Prüfzeichen Emicode

Klassifizierung emissionsarmer Werkstoffe für Böden und Wände

Flüchtige organische Substanzen (VOCs) und Gerüche, die aus Bauprodukten ausgasen, können der Gesundheit und dem Wohlbefinden schaden. Eine Orientierungshilfe für Planer und Handwerker, Auftraggeber und Endverbraucher zur Beurteilung und Auswahl bauchemischer Produkte bietet das Prüfzeichen Emicode. Im Jahr 1997 auf Initiative der Gemeinschaft Emissonskontrollierte Verlegewerkstoffe (GEV) entwickelt, dient es der Bewertung und Klassifizierung beispielsweise von Spachtelmassen, Dichtstoffen, Unterlagsbahnen, Klebebändern, Parkettlacken u.a.m. Abhängig von der Menge emittierender organischer Substanzen werden die Bauwerkstoffe eingeteilt in eine von drei Klassen: EC1 plus, EC1 und EC2.

Gallerie

Dazu erfolgt eine Untersuchung des Produktes in Bezug auf flüchtige und schwerflüchtige organische Stoffe; der Hersteller erhält auf Grundlage der ermittelten Messdaten das entsprechende Zertifikat. Werkstoffe der Klasse EC1 plus gelten als besonders emissionsarm. Ihr TVOC (Total Volatile Organic Compound/Summe der flüchtigen organischen Verbindungen) darf zum Beispiel nach drei Tagen nicht höher sein als 750 μg/m³. In der Klasse EC1 – Standardkategorie für emissionsarme Produkte – darf dieser Wert bis maximal 1000 μg/m³ und in der Klasse EC2 bis auf 3000 μg/m³ ansteigen. Der Messwert für Formaldehyd-Ausdünstungen darf in allen drei Klassen nicht höher sein als 50 μg/m³.
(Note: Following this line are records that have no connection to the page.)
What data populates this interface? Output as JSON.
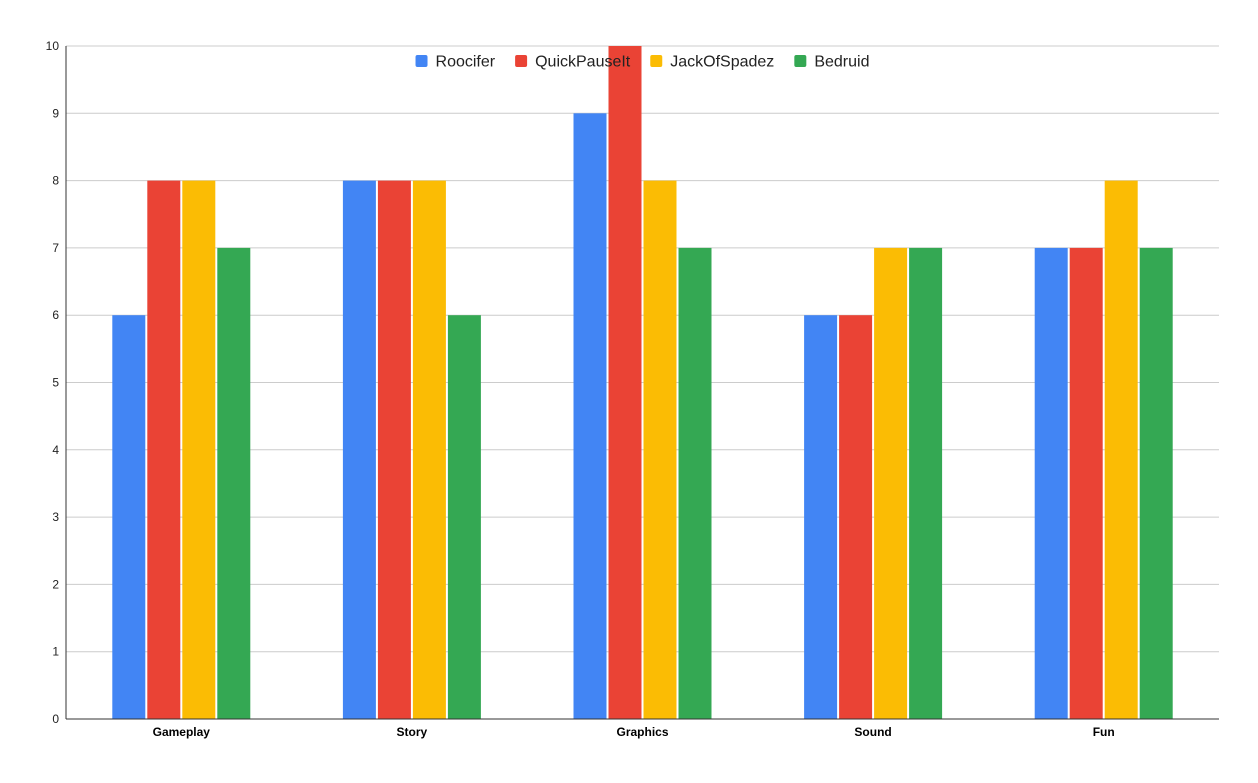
{
  "chart_data": {
    "type": "bar",
    "title": "",
    "xlabel": "",
    "ylabel": "",
    "categories": [
      "Gameplay",
      "Story",
      "Graphics",
      "Sound",
      "Fun"
    ],
    "series": [
      {
        "name": "Roocifer",
        "color": "#4285f4",
        "values": [
          6,
          8,
          9,
          6,
          7
        ]
      },
      {
        "name": "QuickPauseIt",
        "color": "#ea4335",
        "values": [
          8,
          8,
          10,
          6,
          7
        ]
      },
      {
        "name": "JackOfSpadez",
        "color": "#fbbc04",
        "values": [
          8,
          8,
          8,
          7,
          8
        ]
      },
      {
        "name": "Bedruid",
        "color": "#34a853",
        "values": [
          7,
          6,
          7,
          7,
          7
        ]
      }
    ],
    "ylim": [
      0,
      10
    ],
    "yticks": [
      "0",
      "1",
      "2",
      "3",
      "4",
      "5",
      "6",
      "7",
      "8",
      "9",
      "10"
    ],
    "grid": true,
    "legend_position": "top-center"
  }
}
Kriterien für die Lizenzvergabe:

  • Das Produkt muss lösemittelfrei sein.
  • Stoffe, die nach EU-Richtlinien erwiesenermaßen krebserzeugend, erbgutverändernd oder fortpflanzungsgefährdend (KMR-Stoffe der Klassen 1A und 1B) sind, dürfen nicht eingesetzt werden. Emissionen aller krebsverdächtigen Stoffe dürfen nach drei Tagen in der Summe einen Grenzwert von 10µg/m3 und nach 28 Tagen jeweils einen Grenzwert von 1µg/m3 nicht überschreiten.
  • Das Produkt darf nach Gefahrstoffrecht weder als giftig (T) noch als sehr giftig (T+) gekennzeichnet sein. Zudem darf es aus Arbeitsschutz- und Geruchsgründen weder Methylethylketoxim noch Methylisobutylketoxim enthalten.
  • Erforderliche Prüfungen haben nach der definierten GEV-Prüfmethode zu erfolgen. Die Dokumentation der Prüfergebnisse erfolgt durch den Hersteller selbst nach werksinternen Richtlinien.
  • Die Einstufung in Emicode-Klassen erfolgt entsprechend der Produktgruppe nach Erfüllung aller Anforderungen aus den dazugehörigen Tabellen. Zur Produktkennzeichnung ist die zutreffende Klasse zu verwenden.